许心易和多盈弃了马车,走进巷口。这是一户非常普通的民宅,远远的还能听见街口小贩叫卖的声音。
北边的院墙下,放着一堆土坯,许心易借着它看清了院子里的情形。
一方不大的院子,竹竿上还晾着未干的衣物,当着是过日子的人家。
许心易示意多盈守着门口,直接从院墙跳上了院子左侧的一棵梨树上,接着,又从树上直接攀上了房顶。
许心易轻轻掀开房顶的瓦片,刚好能看见剪云的脸。
“大娘,这是一百两银子,足够你下辈子用了,带着它离开京城吧。”
坐在剪云对面的是个老妇,许心易看不见她的脸,只看见花白的头发。
老妇一把推开剪云的银子,“不用你假惺惺,我儿子就是被你们害死的,我要留在这里守着他,哪里也不去。”
银子掉在地上,发出沉闷的声响,一些散碎的银块从荷包里滚出来。
许心易心头微动,宫里平时一出手至少是五两银子,剪云作为皇后身边第一得力之人,手头银子定然不缺。但故意把100两银子换成散碎银两,方便老妇使用,已经足见真心。
剪云拾起地上的银子,抹了抹眼角,“大娘,我也是给人当奴婢的,我和你儿子都是身不由己。”
“身不由己!”老妇突然扑向剪云,掐住她的脖子,“他活得好好的,怎么可能突然服毒,一定是你们,逼死了他!”

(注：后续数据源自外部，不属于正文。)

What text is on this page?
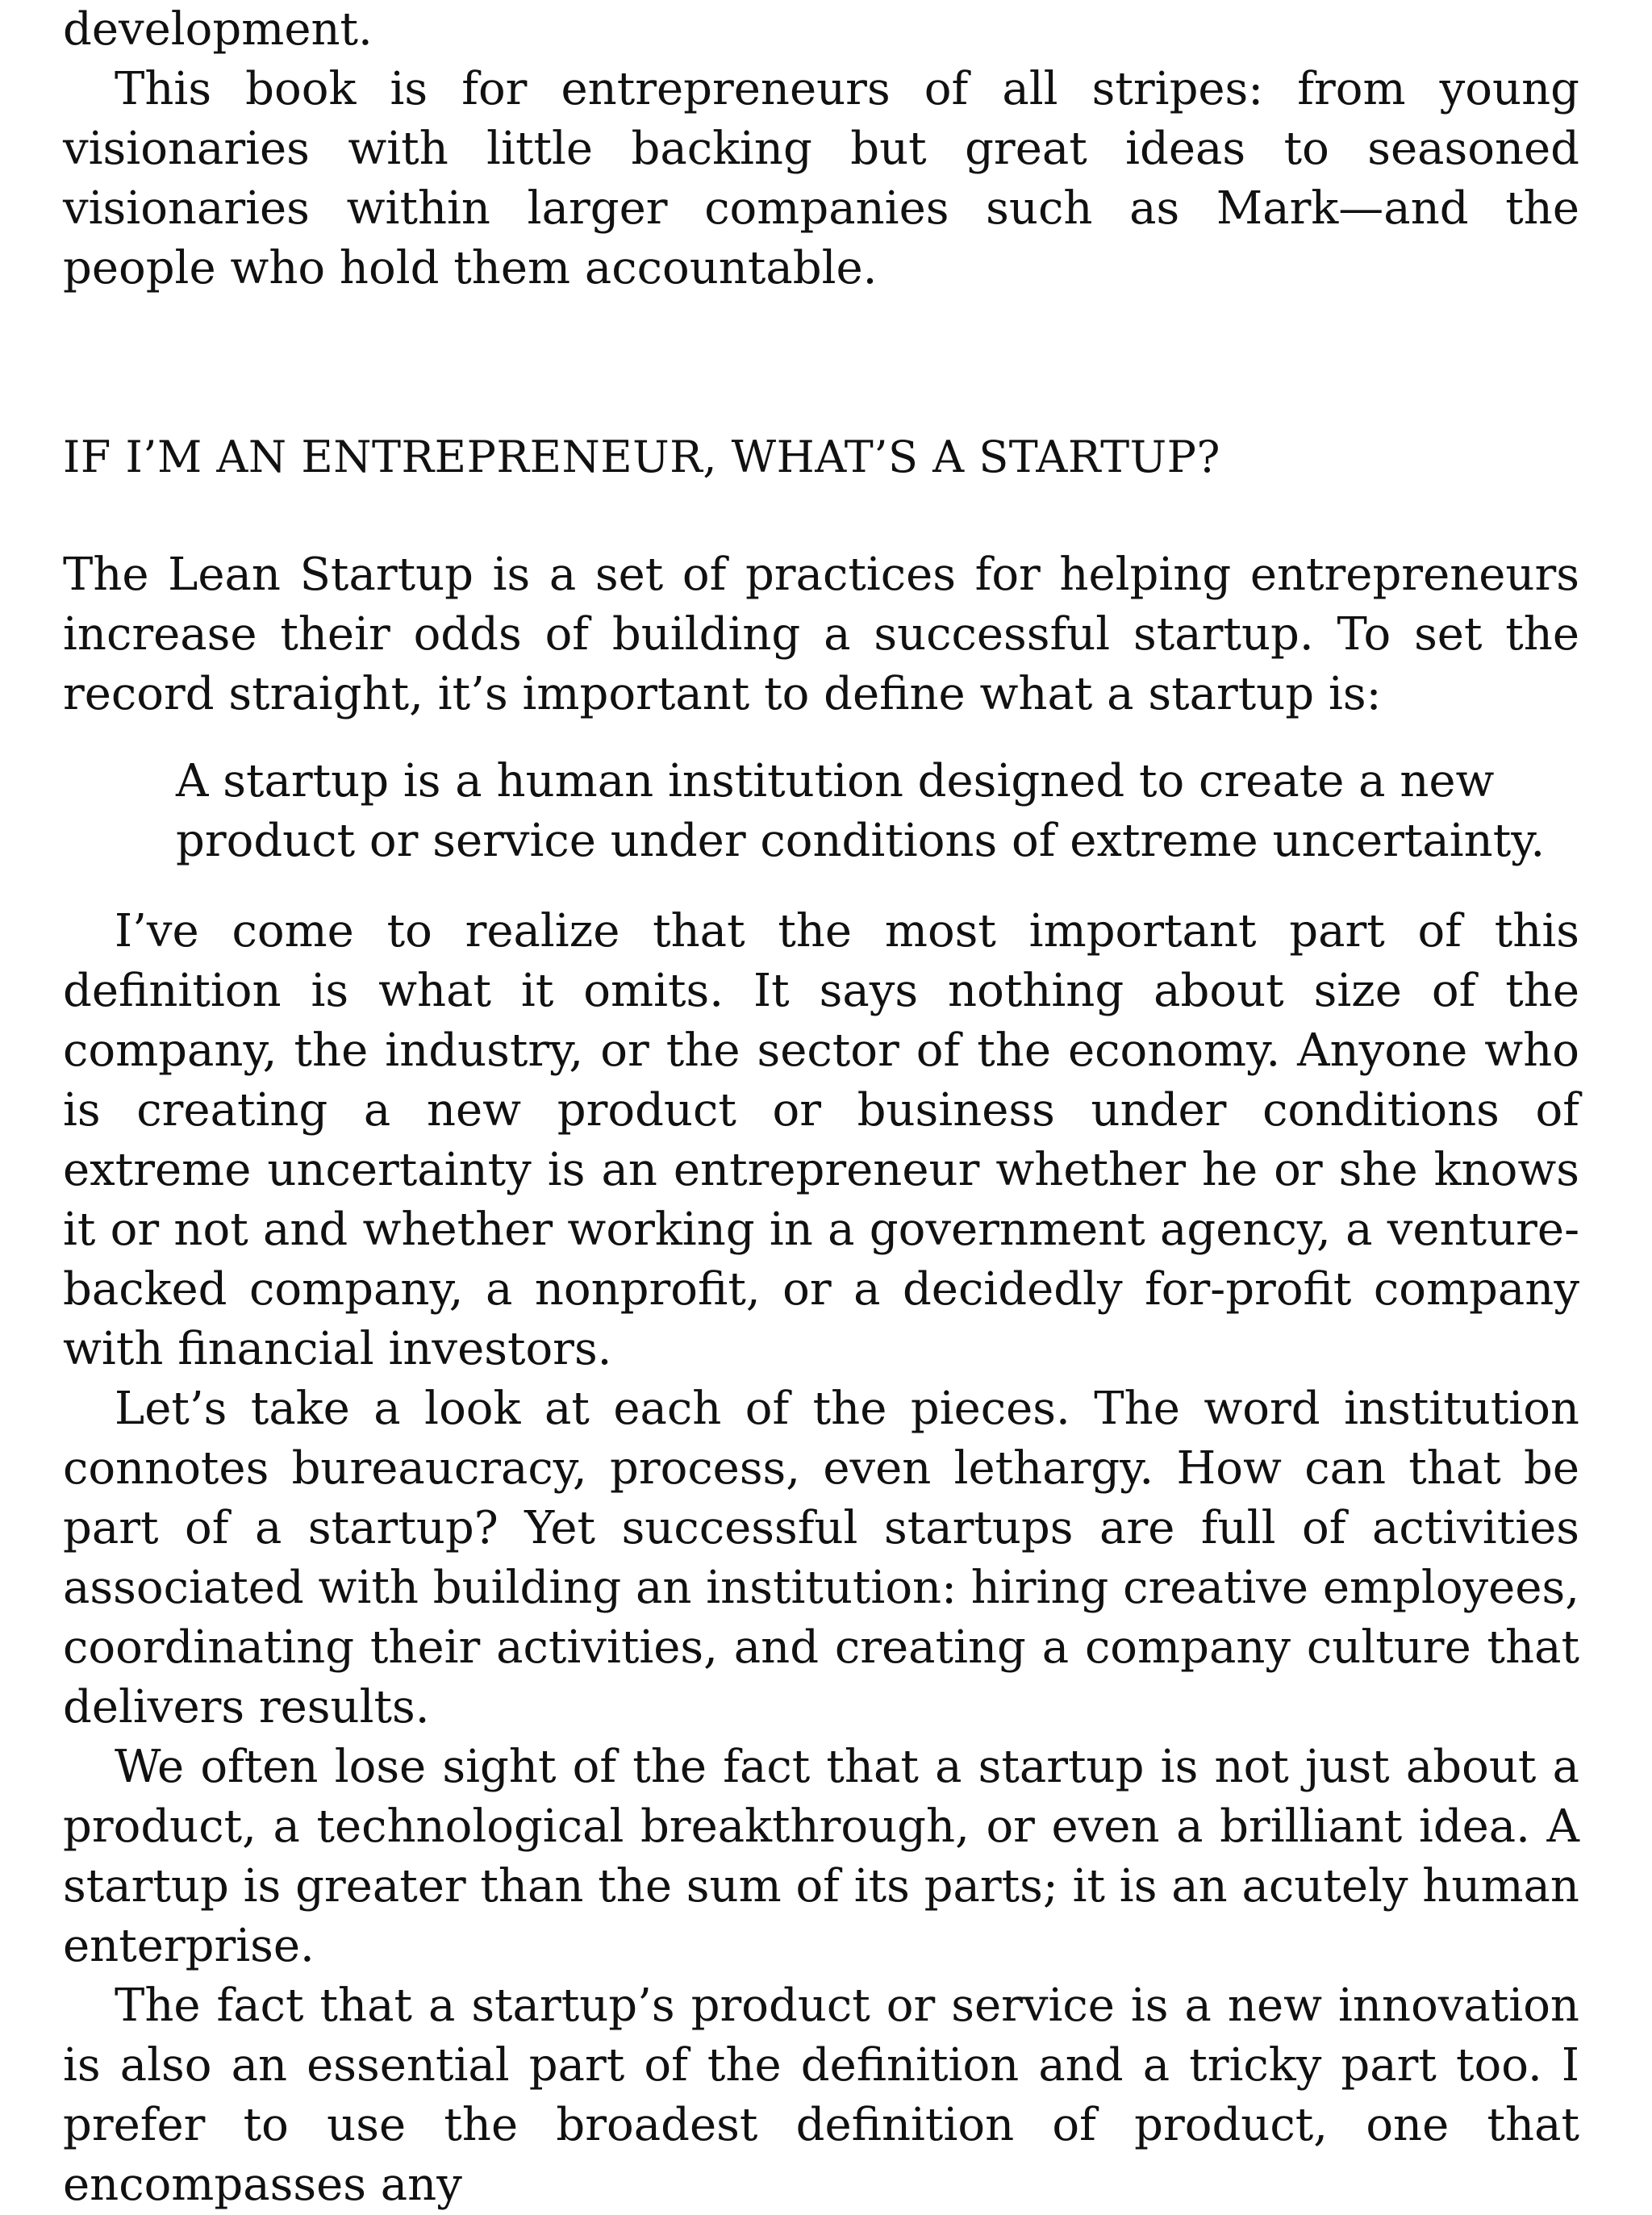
development.

This book is for entrepreneurs of all stripes: from young visionaries with little backing but great ideas to seasoned visionaries within larger companies such as Mark—and the people who hold them accountable.

IF I’M AN ENTREPRENEUR, WHAT’S A STARTUP?

The Lean Startup is a set of practices for helping entrepreneurs increase their odds of building a successful startup. To set the record straight, it’s important to define what a startup is:

A startup is a human institution designed to create a new product or service under conditions of extreme uncertainty.

I’ve come to realize that the most important part of this definition is what it omits. It says nothing about size of the company, the industry, or the sector of the economy. Anyone who is creating a new product or business under conditions of extreme uncertainty is an entrepreneur whether he or she knows it or not and whether working in a government agency, a venture-backed company, a nonprofit, or a decidedly for-profit company with financial investors.

Let’s take a look at each of the pieces. The word institution connotes bureaucracy, process, even lethargy. How can that be part of a startup? Yet successful startups are full of activities associated with building an institution: hiring creative employees, coordinating their activities, and creating a company culture that delivers results.

We often lose sight of the fact that a startup is not just about a product, a technological breakthrough, or even a brilliant idea. A startup is greater than the sum of its parts; it is an acutely human enterprise.

The fact that a startup’s product or service is a new innovation is also an essential part of the definition and a tricky part too. I prefer to use the broadest definition of product, one that encompasses any
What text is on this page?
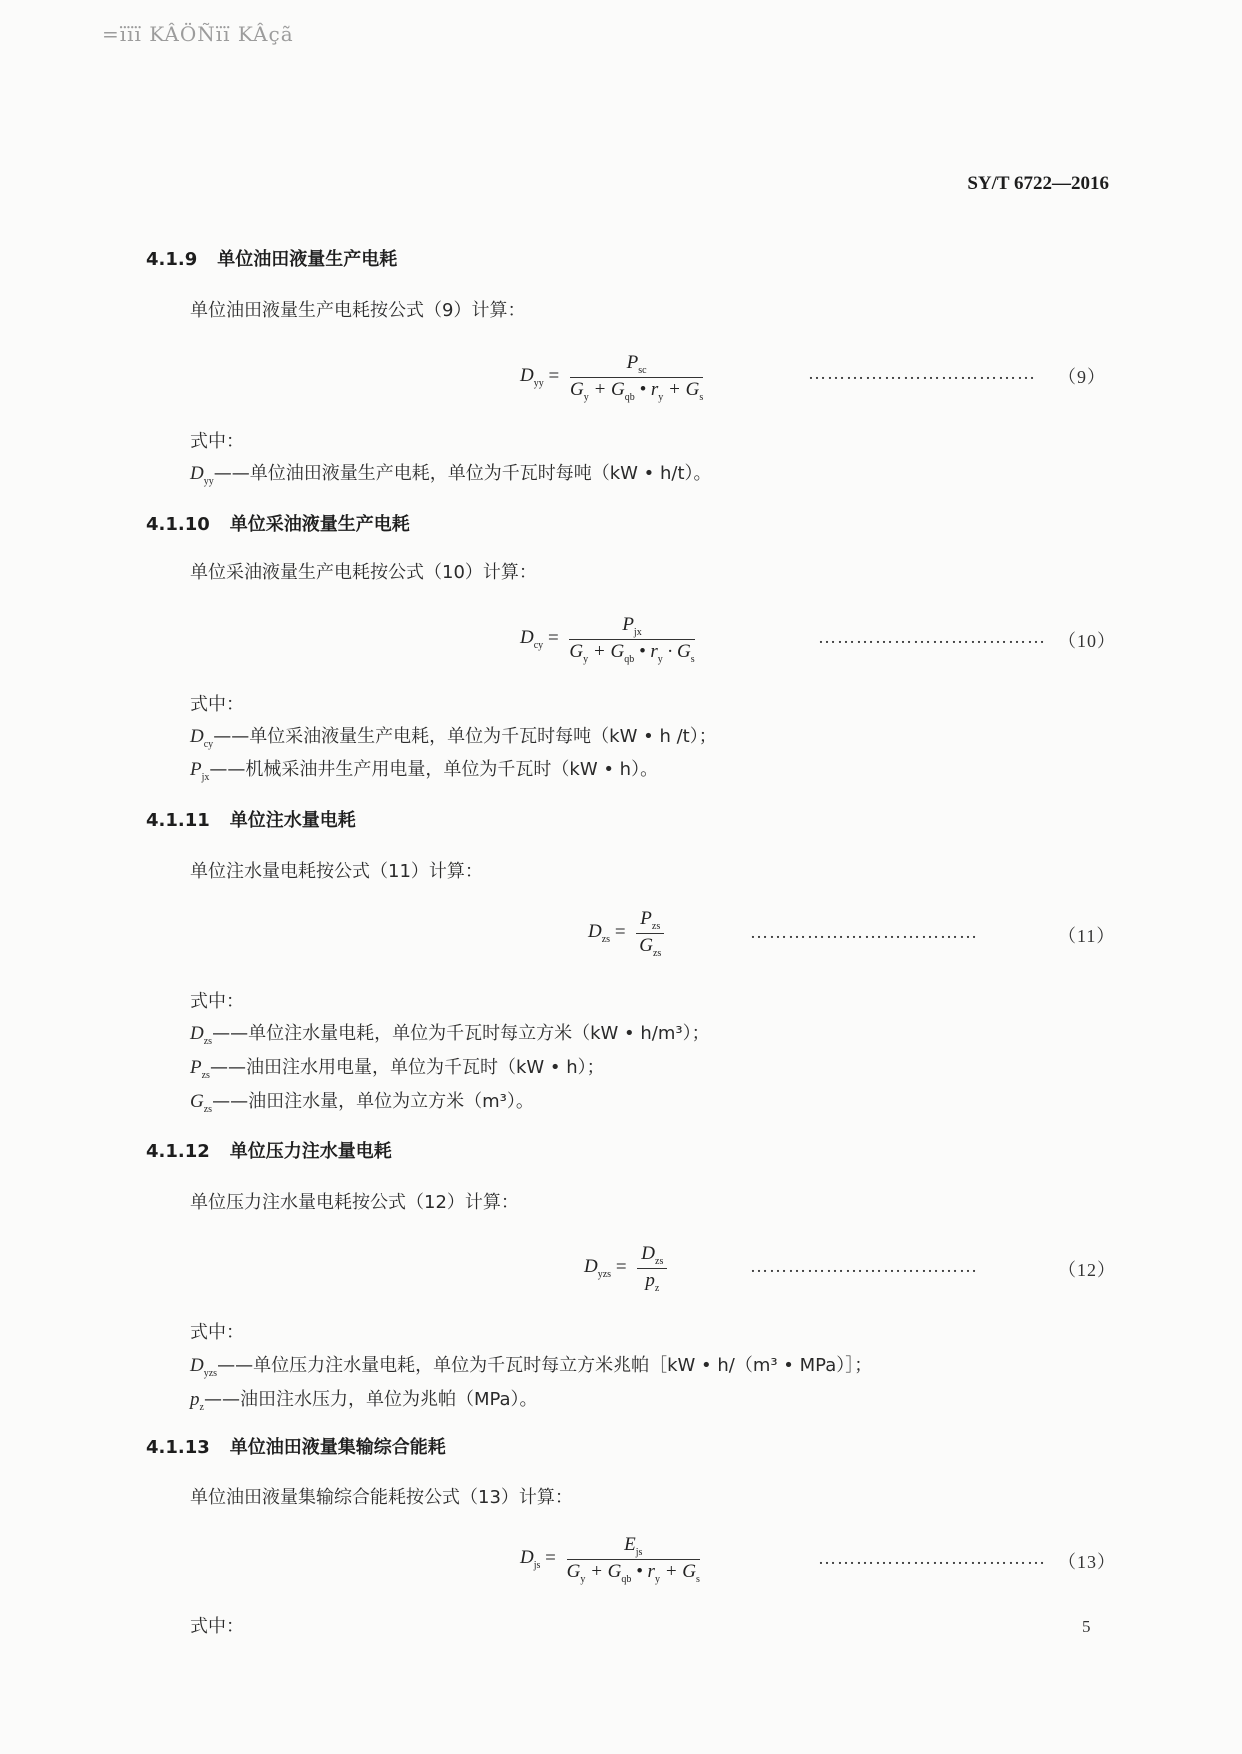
=ïïï KÂÖÑïï KÂçã
SY/T 6722—2016
4.1.9 单位油田液量生产电耗
单位油田液量生产电耗按公式（9）计算：
$D_{yy} = \frac{P_{sc}}{G_y + G_{qb} • r_y + G_s}$	……………………………… （9）
式中：
$D_{yy}——$单位油田液量生产电耗，单位为千瓦时每吨（kW • h/t）。
4.1.10 单位采油液量生产电耗
单位采油液量生产电耗按公式（10）计算：
$D_{cy} = \frac{P_{jx}}{G_y + G_{qb} • r_y \cdot G_s}$	……………………………… （10）
式中：
$D_{cy}——$单位采油液量生产电耗，单位为千瓦时每吨（kW • h /t）；
$P_{jx}——$机械采油井生产用电量，单位为千瓦时（kW • h）。
4.1.11 单位注水量电耗
单位注水量电耗按公式（11）计算：
$D_{zs} = \frac{P_{zs}}{G_{zs}}$	………………………………	（11）
式中：
$D_{zs}——$单位注水量电耗，单位为千瓦时每立方米（kW • h/m³）；
$P_{zs}——$油田注水用电量，单位为千瓦时（kW • h）；
$G_{zs}——$油田注水量，单位为立方米（m³）。
4.1.12 单位压力注水量电耗
单位压力注水量电耗按公式（12）计算：
$D_{yzs} = \frac{D_{zs}}{p_z}$	………………………………	（12）
式中：
$D_{yzs}——$单位压力注水量电耗，单位为千瓦时每立方米兆帕［kW • h/（m³ • MPa）］；
$p_z——$油田注水压力，单位为兆帕（MPa）。
4.1.13 单位油田液量集输综合能耗
单位油田液量集输综合能耗按公式（13）计算：
$D_{js} = \frac{E_{js}}{G_y + G_{qb} • r_y + G_s}$	……………………………… （13）
式中：	5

老妇干枯斑驳的手背上,蹦出条条青筋,剪云翻着白眼,却怎么也挣不开。
“是。。。是我对。。。不起他。”
千钧一发之际,老妇松开了手,瘫坐在地上嚎啕大哭,“我苦命的儿啊,没过过一天好日子啊!”
剪云跌坐在地上,听着老妇撕心裂肺地哭喊,流出眼泪。
良久,剪云从地上爬起来,把银子送到老妇手边,“大娘,我出来一趟不易,以后不会再来了。你若是执意不走,我也没法子。我只说一句,若是被那个人知道了你的存在,到时候想走也走不了了。”
剪云说完,就离开了屋子。
待她走远,许心易直接跳进院子,拉开房门,一把长剑架在老妇脖子上。
“说,你儿子是不是替皇后办事?”
老妇被这突然起来的变故吓得浑身一颤,她抬起皱巴巴的眼皮,扫了许心易一眼,而后很快镇定下来,“我儿子没了,我也不想活了,要杀要剐随便吧。”
许心易怔住片刻,手腕翻转,把剑收回腰间,“那我换个说法,你想不想给你儿子报仇?”
老妇浑浊的眼睛很快亮了起来。
大半个时辰后,许心易打开大门,大摇大摆地走出来,多盈追上她的脚步,“剪云回宫了。”
许心易轻轻点着头,一个计划在心里悄悄成型。
距离相国寺十几里零零散散分布不少庄子,其主人不乏朝中显贵,京中巨富。许心易托牙行寻觅一处僻静隐蔽的庄园。
牙行不敢怠慢,一连带着许心易看了几个庄子,都不合适。
这次牙行又派了中人来,在大罗山西边山脚下有一处庄子。面积不大,只有200多亩,房子是4进的。不过和以往不同的是,这片庄子有一大片的果林。许心易去时候正好赶上梨花盛放,一眼过去,满眼的雪白,看不到尽头。
许心易震撼于此片花海,“这片梨花一看便费了很多心思,怎么会想出手呢?”
中人面带唏嘘:“许老板有所不知,庄子的主人是个情深的人,这片梨花是专门为他的夫人种的,可惜夫人去年因病故去,庄主不想睹物思人,便想出手,就连价格都比市价要低一层,只要两万两。”
“如若真的情深,怎么会容不下这一方梨树,”许心易把玩着一枝梨花,无情戳穿中人,“此庄地处偏僻,路不好走,倘若遇到下雨,恐怕会寸步难行,两万两比市价还是高了些的。”
中人的表情僵住了,半天才道:“不单有梨树,此庄有近百亩的果林,李树,桃树,海棠,种类齐全,不说别的,单是看花,就够看个把月的。”
许心易轻轻摇摇树枝,一簇簇花瓣落下去,“再好的花也需要惜花之人,许某只是个生意人不懂惜花,在商言商,两万两确实高了。”
“依许老板所见,要多少呢?”
“一万八千两,马上付定金,即日便可签订契约。”
中人将许心易暗暗打量一番,语带钦佩,“许老板真是精明,不满您说,庄主之前和小的说的最低价位便是一万八千两,许老板,莫不是您有顺风耳,听到了?”